Tax Forms Required for Filing Taxes for an S Corp

What tax forms do I need to file for an S corp?
Use Form 1120-S to report the income, gains, losses, deductions, credits, etc., of a domestic corporation or other entity for any tax year covered by an election to be an S corporation.
Read more on www.irs.gov

A sort of corporation that is taxed differently from a typical corporation is a S corporation, also referred to as a S corp. The S corp is a pass-through corporation, meaning that the profits and losses of the business are passed on to the shareholders’ individual tax returns. You must submit particular tax documents in order to abide by Internal Revenue Service (IRS) rules if you are the owner of a S corp.

Documents Needed for S Corporation Tax Filing

The U.S. Income Tax Return for a S Corporation, often known as Form 1120S, is the main tax form needed to file taxes for a S corporation. The company’s income, deductions, profits, losses, and credits are reported on this form. Each year, the Form 1120S is due on March 15th; if it is not submitted by this date, the corporation risked fines.

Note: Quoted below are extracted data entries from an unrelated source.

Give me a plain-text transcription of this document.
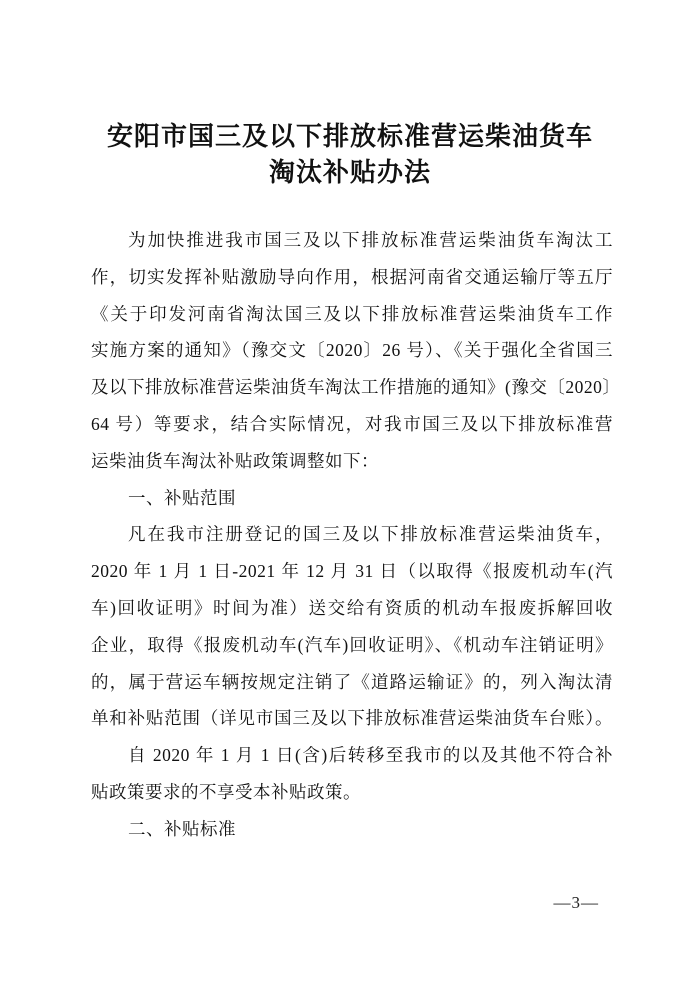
安阳市国三及以下排放标准营运柴油货车
淘汰补贴办法
为加快推进我市国三及以下排放标准营运柴油货车淘汰工
作，切实发挥补贴激励导向作用，根据河南省交通运输厅等五厅
《关于印发河南省淘汰国三及以下排放标准营运柴油货车工作
实施方案的通知》（豫交文〔2020〕26 号）、《关于强化全省国三
及以下排放标准营运柴油货车淘汰工作措施的通知》(豫交〔2020〕
64 号）等要求，结合实际情况，对我市国三及以下排放标准营
运柴油货车淘汰补贴政策调整如下：
一、补贴范围
凡在我市注册登记的国三及以下排放标准营运柴油货车，
2020 年 1 月 1 日-2021 年 12 月 31 日（以取得《报废机动车(汽
车)回收证明》时间为准）送交给有资质的机动车报废拆解回收
企业，取得《报废机动车(汽车)回收证明》、《机动车注销证明》
的，属于营运车辆按规定注销了《道路运输证》的，列入淘汰清
单和补贴范围（详见市国三及以下排放标准营运柴油货车台账）。
自 2020 年 1 月 1 日(含)后转移至我市的以及其他不符合补
贴政策要求的不享受本补贴政策。
二、补贴标准
—3—
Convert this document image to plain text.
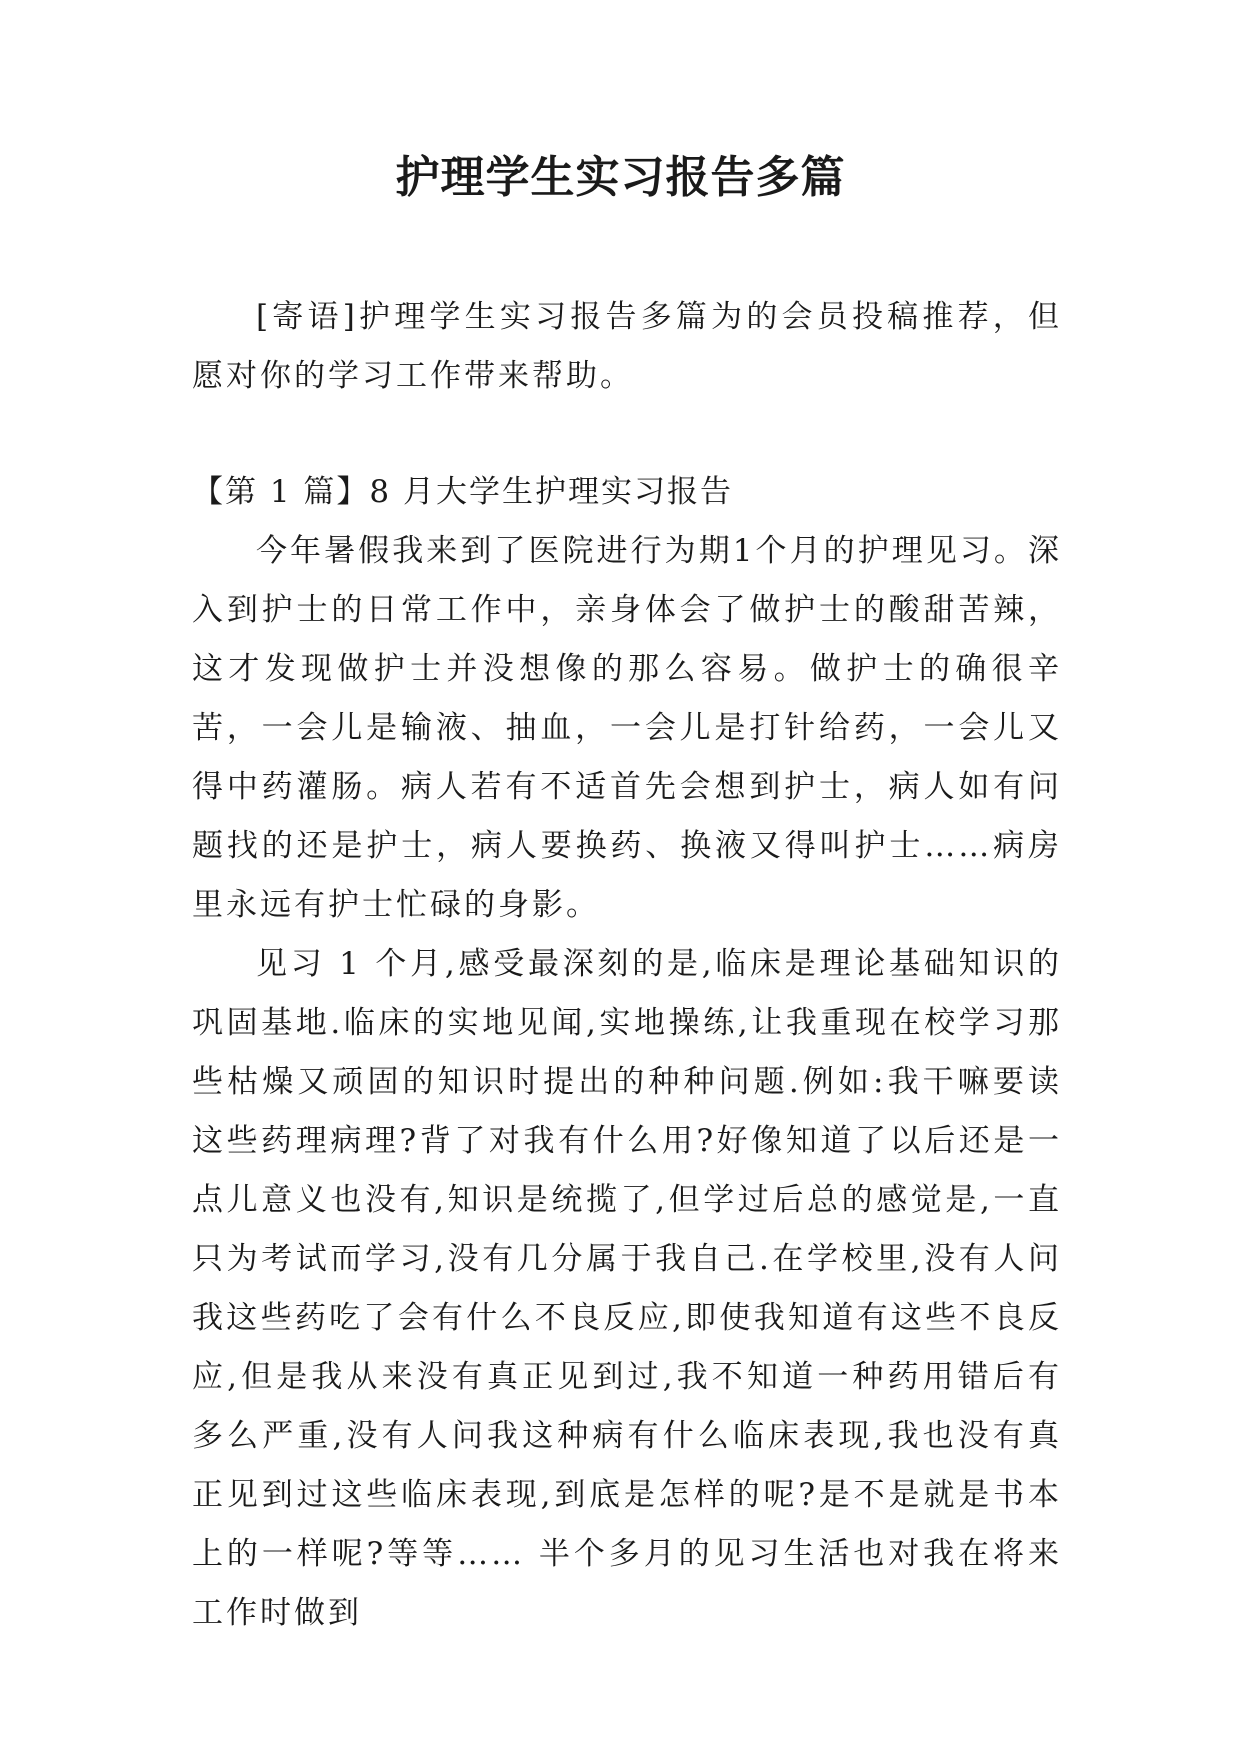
护理学生实习报告多篇

[寄语]护理学生实习报告多篇为的会员投稿推荐，但愿对你的学习工作带来帮助。

【第 1 篇】8 月大学生护理实习报告

今年暑假我来到了医院进行为期1个月的护理见习。深入到护士的日常工作中，亲身体会了做护士的酸甜苦辣，这才发现做护士并没想像的那么容易。做护士的确很辛苦，一会儿是输液、抽血，一会儿是打针给药，一会儿又得中药灌肠。病人若有不适首先会想到护士，病人如有问题找的还是护士，病人要换药、换液又得叫护士……病房里永远有护士忙碌的身影。

见习 1 个月,感受最深刻的是,临床是理论基础知识的巩固基地.临床的实地见闻,实地操练,让我重现在校学习那些枯燥又顽固的知识时提出的种种问题.例如:我干嘛要读这些药理病理?背了对我有什么用?好像知道了以后还是一点儿意义也没有,知识是统揽了,但学过后总的感觉是,一直只为考试而学习,没有几分属于我自己.在学校里,没有人问我这些药吃了会有什么不良反应,即使我知道有这些不良反应,但是我从来没有真正见到过,我不知道一种药用错后有多么严重,没有人问我这种病有什么临床表现,我也没有真正见到过这些临床表现,到底是怎样的呢?是不是就是书本上的一样呢?等等…… 半个多月的见习生活也对我在将来工作时做到
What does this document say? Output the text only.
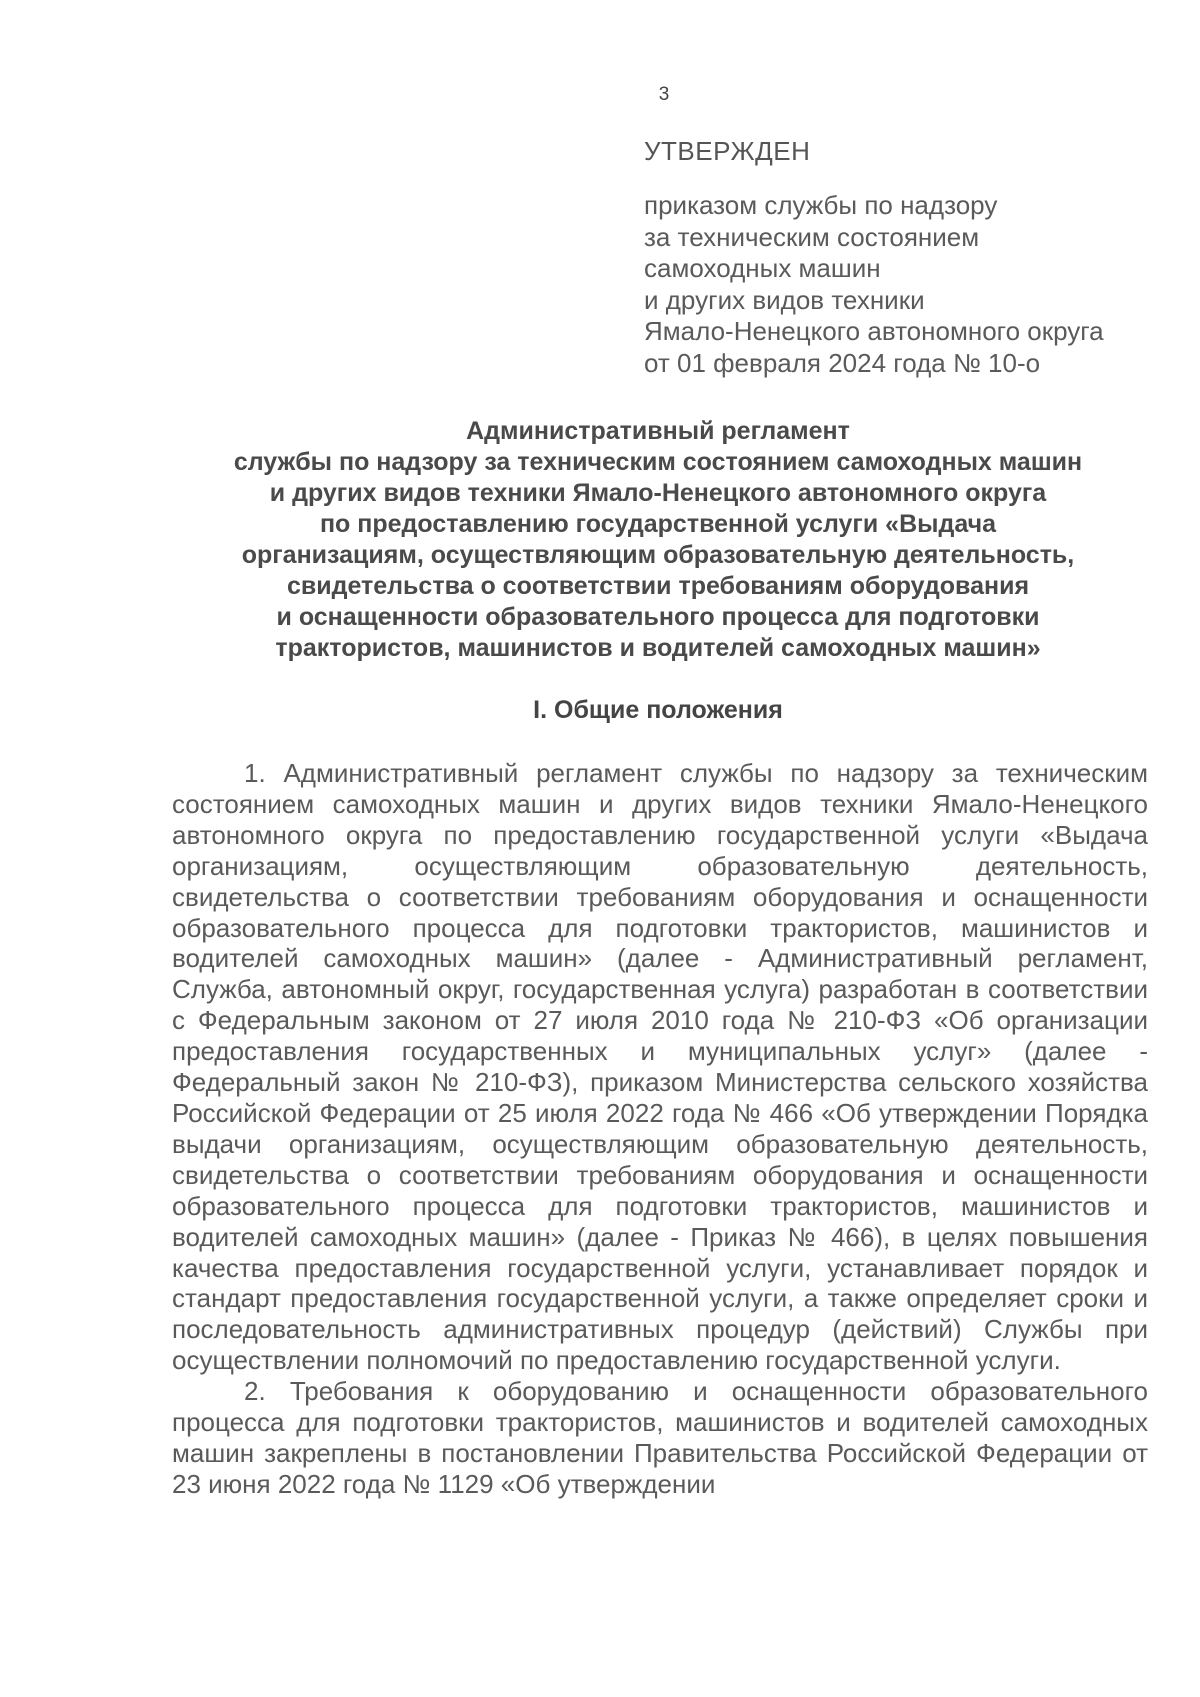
3
УТВЕРЖДЕН
приказом службы по надзору
за техническим состоянием
самоходных машин
и других видов техники
Ямало-Ненецкого автономного округа
от 01 февраля 2024 года № 10-о
Административный регламент
службы по надзору за техническим состоянием самоходных машин
и других видов техники Ямало-Ненецкого автономного округа
по предоставлению государственной услуги «Выдача
организациям, осуществляющим образовательную деятельность,
свидетельства о соответствии требованиям оборудования
и оснащенности образовательного процесса для подготовки
трактористов, машинистов и водителей самоходных машин»
I. Общие положения

1. Административный регламент службы по надзору за техническим состоянием самоходных машин и других видов техники Ямало-Ненецкого автономного округа по предоставлению государственной услуги «Выдача организациям, осуществляющим образовательную деятельность, свидетельства о соответствии требованиям оборудования и оснащенности образовательного процесса для подготовки трактористов, машинистов и водителей самоходных машин» (далее - Административный регламент, Служба, автономный округ, государственная услуга) разработан в соответствии с Федеральным законом от 27 июля 2010 года № 210-ФЗ «Об организации предоставления государственных и муниципальных услуг» (далее - Федеральный закон № 210-ФЗ), приказом Министерства сельского хозяйства Российской Федерации от 25 июля 2022 года № 466 «Об утверждении Порядка выдачи организациям, осуществляющим образовательную деятельность, свидетельства о соответствии требованиям оборудования и оснащенности образовательного процесса для подготовки трактористов, машинистов и водителей самоходных машин» (далее - Приказ № 466), в целях повышения качества предоставления государственной услуги, устанавливает порядок и стандарт предоставления государственной услуги, а также определяет сроки и последовательность административных процедур (действий) Службы при осуществлении полномочий по предоставлению государственной услуги.

2. Требования к оборудованию и оснащенности образовательного процесса для подготовки трактористов, машинистов и водителей самоходных машин закреплены в постановлении Правительства Российской Федерации от 23 июня 2022 года № 1129 «Об утверждении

The S corp is required to submit a Schedule K-1 for each shareholder together with the Form 1120S. Each shareholder’s portion of the company’s income, deductions, and credits are disclosed on Schedule K-1. The information from the Schedule K-1 must be included by shareholders on their individual tax returns. By March 15th, the S corp must deliver copies of each shareholder’s Schedule K-1.

S Corporations and Self Employment

For tax purposes, you are not regarded as self-employed if you own a S corp. Instead, since you work for the corporation, you must be paid a fair wage for the tasks you complete. Payroll taxes, such as Social Security and Medicare taxes, are due on the salary. Payroll taxes are not applied on the company’s leftover profits, which are given as dividends to the shareholders. Dividends and S Corporation

The tax treatment of dividends from a S corp and pay is different. The capital gains tax rate, which is often lower than the individual’s ordinary income tax rate, is applied to dividends. Shareholders, however, are obligated to report the dividends on their individual tax filings and pay any related taxes. S Corp Income and Distributions

S corporation distributions are not taxable as income. Instead, they represent a return on the investment made by the shareholder in the business. The corporation deducts the shareholder’s stock, accrued profits, and earnings when they get a payout. Although the distribution is not taxed when it is received, it may have an impact on the shareholder’s tax obligations if they decide to sell their stock.

In conclusion, if you are the owner of a S corporation, you must submit Form 1120S and give a Schedule K-1 to each shareholder. You must be paid a fair wage for the work you do even if you don’t perceive yourself to be working for yourself. S corp distributions are not treated as income for tax reasons, and dividends from a S corp are taxed differently from salaries. To guarantee compliance with all IRS rules, it is advised to speak with a tax expert.

FAQ
Accordingly, does colorado require an annual report?

Yes, S Corps must submit an annual report to the Secretary of State’s office in Colorado. Every year, the report is due on the final day of the corporation’s anniversary month. If it is not filed, the corporation risked being dissolved or losing its good standing.